You see the “old” desks are nasty, discriminatory and inaccessible to all so the Union will have pushed the organisation into a corner over them

I’ve seen the same types of desks installed although no one working there needs them ( because inclusivity )

Likewise stair lifts in buildings for disabled access ( pretty much blocking the stairs for everyone) even though there are no disabled persons working there and the buildings are secure with very restricted access and non to the public et etc

Beware people with agendas and clipboards
I am the H&S rep! And I, nor anybody else have expressed any sort of dissatisfaction with the existing desks!

untakenname

4,970 posts

193 months

Wednesday 25th May 2022
quotequote all
I don't see why rail companies are allowed to strike, other utilities such as electricity and water aren't as far as I know.

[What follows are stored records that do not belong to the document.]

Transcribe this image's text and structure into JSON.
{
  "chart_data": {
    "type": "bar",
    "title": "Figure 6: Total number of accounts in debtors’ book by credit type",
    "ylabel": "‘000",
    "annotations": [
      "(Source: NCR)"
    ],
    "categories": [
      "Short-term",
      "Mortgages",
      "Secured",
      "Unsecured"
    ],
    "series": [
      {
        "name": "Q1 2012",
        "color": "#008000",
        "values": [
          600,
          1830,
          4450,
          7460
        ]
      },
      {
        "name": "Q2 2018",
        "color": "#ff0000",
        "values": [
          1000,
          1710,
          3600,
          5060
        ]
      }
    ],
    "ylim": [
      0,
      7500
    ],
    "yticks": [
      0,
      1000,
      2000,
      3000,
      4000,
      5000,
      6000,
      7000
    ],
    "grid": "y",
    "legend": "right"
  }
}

I've got two weddings to attend next month and will be driving to both but a significant percentage will be attending via rail so that's two couples who's biggest day will be affected then multiply that for people attending funerals and such.

I notice that 'rmt strike dates' is trending on twitter so a lot of people are obviously in the same boat, it's counter productive as well as for many this will be the few times they interact with a union or even get a train.

Not sure if this reply to the RMT announcement tweet is being sarcastic

https://twitter.com/RMTunion/status/15291860894617...


ZedLeg

12,278 posts

109 months

Wednesday 25th May 2022
quotequote all
untakenname said:
I don't see why rail companies are allowed to strike, other utilities such as electricity and water aren't as far as I know.
Utility workers do strike

https://www.dailypost.co.uk/news/north-wales-news/...

AFAIK union supported strikes are legally protected, any union in any industry can call one if the membership votes for it and it meets some legal definitions regarding workplace disputes.

Vasco

16,478 posts

106 months

Wednesday 25th May 2022
quotequote all
untakenname said:
I don't see why rail companies are allowed to strike, other utilities such as electricity and water aren't as far as I know.

I've got two weddings to attend next month and will be driving to both but a significant percentage will be attending via rail so that's two couples who's biggest day will be affected then multiply that for people attending funerals and such.

I notice that 'rmt strike dates' is trending on twitter so a lot of people are obviously in the same boat, it's counter productive as well as for many this will be the few times they interact with a union or even get a train.

Not sure if this reply to the RMT announcement tweet is being sarcastic

https://twitter.com/RMTunion/status/15291860894617...

I believe that some European countries won't allow rail strikes to totally paralyse all services, by law some must still be run.